Home Moravian Church was established on November 13, 1771, soon after Moravian settlers from Pennsylvania and elsewhere began to build the community of Salem. Located on the 100,000-acre Wachovia tract purchased from the Earl of Granville, this was the third congregation town, following Bethabara in 1753 and Bethania in 1760.
The sanctuary building itself, with its distinctive belfry, was completed in 1800, to which the Rondthaler Building (named for a prominent bishop) was added years later. A Christian Education and Fellowship Hall building were constructed prior to World War II.
Salem was to be the industrial and administrative center for the Moravians in North Carolina. Its economy and nurturing groups would enable mission work to go forth to the Cherokees in northern Georgia and other peoples. Home Church established Sunday schools and worship places in many areas of what became Winston-Salem. Those became churches that are part of what is now called Salem Congregation.

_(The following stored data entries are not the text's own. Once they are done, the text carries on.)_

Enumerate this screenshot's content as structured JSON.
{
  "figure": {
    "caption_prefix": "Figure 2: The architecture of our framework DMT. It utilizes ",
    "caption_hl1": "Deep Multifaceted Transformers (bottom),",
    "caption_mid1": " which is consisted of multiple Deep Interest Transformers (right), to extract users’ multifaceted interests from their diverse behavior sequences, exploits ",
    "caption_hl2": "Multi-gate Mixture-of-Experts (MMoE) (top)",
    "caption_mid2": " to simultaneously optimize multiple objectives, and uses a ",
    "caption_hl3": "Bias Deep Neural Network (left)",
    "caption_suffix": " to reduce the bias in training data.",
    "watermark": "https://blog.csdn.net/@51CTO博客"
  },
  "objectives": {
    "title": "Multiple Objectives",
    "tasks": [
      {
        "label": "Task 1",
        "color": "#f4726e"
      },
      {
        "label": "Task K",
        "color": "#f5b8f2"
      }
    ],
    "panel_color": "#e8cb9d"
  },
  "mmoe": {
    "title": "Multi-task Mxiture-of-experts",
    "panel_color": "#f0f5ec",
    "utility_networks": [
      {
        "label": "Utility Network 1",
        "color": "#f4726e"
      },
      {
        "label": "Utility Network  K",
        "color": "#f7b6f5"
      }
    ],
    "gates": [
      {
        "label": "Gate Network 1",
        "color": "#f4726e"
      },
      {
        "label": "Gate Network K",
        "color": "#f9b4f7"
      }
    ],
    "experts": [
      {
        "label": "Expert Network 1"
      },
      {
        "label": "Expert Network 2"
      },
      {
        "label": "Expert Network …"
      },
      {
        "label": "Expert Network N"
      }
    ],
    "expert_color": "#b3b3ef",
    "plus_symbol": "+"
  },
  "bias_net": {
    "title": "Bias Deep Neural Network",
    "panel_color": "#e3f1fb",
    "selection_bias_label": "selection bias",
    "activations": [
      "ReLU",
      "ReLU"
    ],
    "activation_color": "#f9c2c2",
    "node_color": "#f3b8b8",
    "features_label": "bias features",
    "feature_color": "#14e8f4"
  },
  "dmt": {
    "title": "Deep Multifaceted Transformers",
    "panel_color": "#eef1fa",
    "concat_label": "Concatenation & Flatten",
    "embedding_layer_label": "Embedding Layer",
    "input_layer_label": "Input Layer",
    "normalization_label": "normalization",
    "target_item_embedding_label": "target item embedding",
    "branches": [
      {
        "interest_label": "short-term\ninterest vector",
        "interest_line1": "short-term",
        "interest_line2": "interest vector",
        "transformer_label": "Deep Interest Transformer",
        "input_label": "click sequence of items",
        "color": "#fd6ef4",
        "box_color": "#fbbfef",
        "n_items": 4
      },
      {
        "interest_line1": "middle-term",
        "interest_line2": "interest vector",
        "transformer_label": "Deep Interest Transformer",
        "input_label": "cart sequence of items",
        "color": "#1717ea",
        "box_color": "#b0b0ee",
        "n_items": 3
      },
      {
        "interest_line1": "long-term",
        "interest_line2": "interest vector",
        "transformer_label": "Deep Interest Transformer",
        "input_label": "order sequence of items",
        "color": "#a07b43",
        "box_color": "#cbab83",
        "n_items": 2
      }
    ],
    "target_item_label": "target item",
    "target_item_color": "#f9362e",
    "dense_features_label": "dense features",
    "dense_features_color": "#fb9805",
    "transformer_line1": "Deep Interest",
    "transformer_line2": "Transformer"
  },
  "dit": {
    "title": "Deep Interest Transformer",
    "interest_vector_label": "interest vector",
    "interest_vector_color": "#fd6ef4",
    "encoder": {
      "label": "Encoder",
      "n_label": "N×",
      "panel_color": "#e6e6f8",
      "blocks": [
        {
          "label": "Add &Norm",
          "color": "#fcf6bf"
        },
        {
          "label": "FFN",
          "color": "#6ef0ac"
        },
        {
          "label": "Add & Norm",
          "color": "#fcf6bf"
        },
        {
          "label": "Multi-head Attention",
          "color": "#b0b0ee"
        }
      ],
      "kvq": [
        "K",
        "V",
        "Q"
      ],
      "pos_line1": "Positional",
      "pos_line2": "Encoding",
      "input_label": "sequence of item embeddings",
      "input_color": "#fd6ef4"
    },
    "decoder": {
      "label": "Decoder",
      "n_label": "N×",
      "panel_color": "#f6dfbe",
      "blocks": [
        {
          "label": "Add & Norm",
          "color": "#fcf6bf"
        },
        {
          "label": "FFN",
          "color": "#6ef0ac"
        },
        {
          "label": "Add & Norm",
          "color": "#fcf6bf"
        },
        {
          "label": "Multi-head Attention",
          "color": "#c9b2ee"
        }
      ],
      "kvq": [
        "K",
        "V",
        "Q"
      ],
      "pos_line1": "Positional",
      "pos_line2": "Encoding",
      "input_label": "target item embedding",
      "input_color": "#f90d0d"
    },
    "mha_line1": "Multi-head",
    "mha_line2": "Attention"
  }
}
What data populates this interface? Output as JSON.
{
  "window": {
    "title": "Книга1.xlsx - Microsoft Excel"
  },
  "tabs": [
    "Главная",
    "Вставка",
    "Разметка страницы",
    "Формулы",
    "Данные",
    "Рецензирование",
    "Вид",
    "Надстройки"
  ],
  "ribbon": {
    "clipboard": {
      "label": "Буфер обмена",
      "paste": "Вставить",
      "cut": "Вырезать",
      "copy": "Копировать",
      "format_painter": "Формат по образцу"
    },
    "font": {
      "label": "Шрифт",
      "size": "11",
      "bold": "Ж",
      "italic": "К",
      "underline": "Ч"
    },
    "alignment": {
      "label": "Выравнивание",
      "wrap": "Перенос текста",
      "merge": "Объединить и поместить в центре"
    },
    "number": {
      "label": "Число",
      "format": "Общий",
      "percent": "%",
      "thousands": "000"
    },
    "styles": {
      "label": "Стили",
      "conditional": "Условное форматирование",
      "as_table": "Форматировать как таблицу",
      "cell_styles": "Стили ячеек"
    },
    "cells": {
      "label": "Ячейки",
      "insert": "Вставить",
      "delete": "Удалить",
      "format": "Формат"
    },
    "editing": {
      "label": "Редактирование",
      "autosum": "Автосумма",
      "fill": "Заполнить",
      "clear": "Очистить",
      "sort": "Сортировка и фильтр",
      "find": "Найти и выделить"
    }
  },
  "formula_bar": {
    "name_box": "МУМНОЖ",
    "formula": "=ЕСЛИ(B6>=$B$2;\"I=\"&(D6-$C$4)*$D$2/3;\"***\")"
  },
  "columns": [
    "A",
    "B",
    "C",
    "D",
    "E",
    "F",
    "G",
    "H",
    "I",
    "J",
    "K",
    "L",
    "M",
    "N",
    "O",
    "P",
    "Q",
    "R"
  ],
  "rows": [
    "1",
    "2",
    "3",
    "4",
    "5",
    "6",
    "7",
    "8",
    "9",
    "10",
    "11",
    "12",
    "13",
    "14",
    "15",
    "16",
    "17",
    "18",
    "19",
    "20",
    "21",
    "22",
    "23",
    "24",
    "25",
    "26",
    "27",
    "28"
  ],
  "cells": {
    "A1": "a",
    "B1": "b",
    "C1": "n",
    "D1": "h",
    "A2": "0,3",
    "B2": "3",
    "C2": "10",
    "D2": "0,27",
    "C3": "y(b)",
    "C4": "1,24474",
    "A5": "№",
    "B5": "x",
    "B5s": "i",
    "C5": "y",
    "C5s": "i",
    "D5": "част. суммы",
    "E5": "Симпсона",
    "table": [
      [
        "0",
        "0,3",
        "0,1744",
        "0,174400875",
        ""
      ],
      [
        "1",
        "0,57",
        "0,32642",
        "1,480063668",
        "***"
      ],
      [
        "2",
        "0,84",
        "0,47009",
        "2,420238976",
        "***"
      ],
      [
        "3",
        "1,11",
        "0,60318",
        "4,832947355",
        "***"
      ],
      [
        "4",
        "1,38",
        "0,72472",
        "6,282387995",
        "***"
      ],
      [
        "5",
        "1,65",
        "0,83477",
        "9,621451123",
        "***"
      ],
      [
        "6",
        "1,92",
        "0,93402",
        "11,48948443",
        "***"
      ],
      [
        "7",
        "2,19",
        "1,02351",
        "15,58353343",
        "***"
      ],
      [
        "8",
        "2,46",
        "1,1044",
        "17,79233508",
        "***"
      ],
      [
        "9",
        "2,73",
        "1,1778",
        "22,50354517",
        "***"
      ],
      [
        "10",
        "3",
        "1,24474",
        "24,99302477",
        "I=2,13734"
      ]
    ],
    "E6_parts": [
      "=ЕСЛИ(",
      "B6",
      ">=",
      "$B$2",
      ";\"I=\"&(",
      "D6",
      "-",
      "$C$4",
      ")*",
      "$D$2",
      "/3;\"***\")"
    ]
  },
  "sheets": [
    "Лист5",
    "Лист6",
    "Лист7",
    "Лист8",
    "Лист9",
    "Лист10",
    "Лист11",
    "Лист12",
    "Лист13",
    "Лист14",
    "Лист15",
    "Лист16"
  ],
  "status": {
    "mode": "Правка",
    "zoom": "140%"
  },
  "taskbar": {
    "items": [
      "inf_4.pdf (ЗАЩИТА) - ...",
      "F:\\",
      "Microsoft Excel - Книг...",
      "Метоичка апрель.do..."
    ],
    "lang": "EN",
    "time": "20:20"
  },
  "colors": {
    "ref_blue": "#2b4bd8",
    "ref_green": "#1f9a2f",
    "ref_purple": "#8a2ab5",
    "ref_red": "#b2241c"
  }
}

Home Church and the Salem Congregation hold annual Easter Sunrise services in God’s Acre, the Moravian graveyard, where hundreds of band members provide antiphonal music as worshipers gather. Other special worship events include the Great Sabbath lovefeast on the Saturday after Good Friday, the Christmas Eve lovefeasts and the Watchnight service on New Year’s Eve.
The Women’s Fellowship of Home Church sponsors a Candle Tea at the Single Brothers’ House on Salem Square every December. Visitors learn about longstanding traditions of the church and hear a reading of the Christmas story.
Moravians have long held a strong belief in education. In 1772 a school was started for girls. This evolved into Salem Academy and College, just south of Home Church’s sanctuary. Members of Home Church continue to be active in outreach programs, often working with other churches and non-profit organizations.
Music is a key part of the Moravian heritage. Moravian composers, many of whom have lived in Salem, have been major contributors to the world’s sacred and classical music. The Moravian Band – mostly brass instruments – has for centuries been employed for calls to worship, special occasions and death announcements.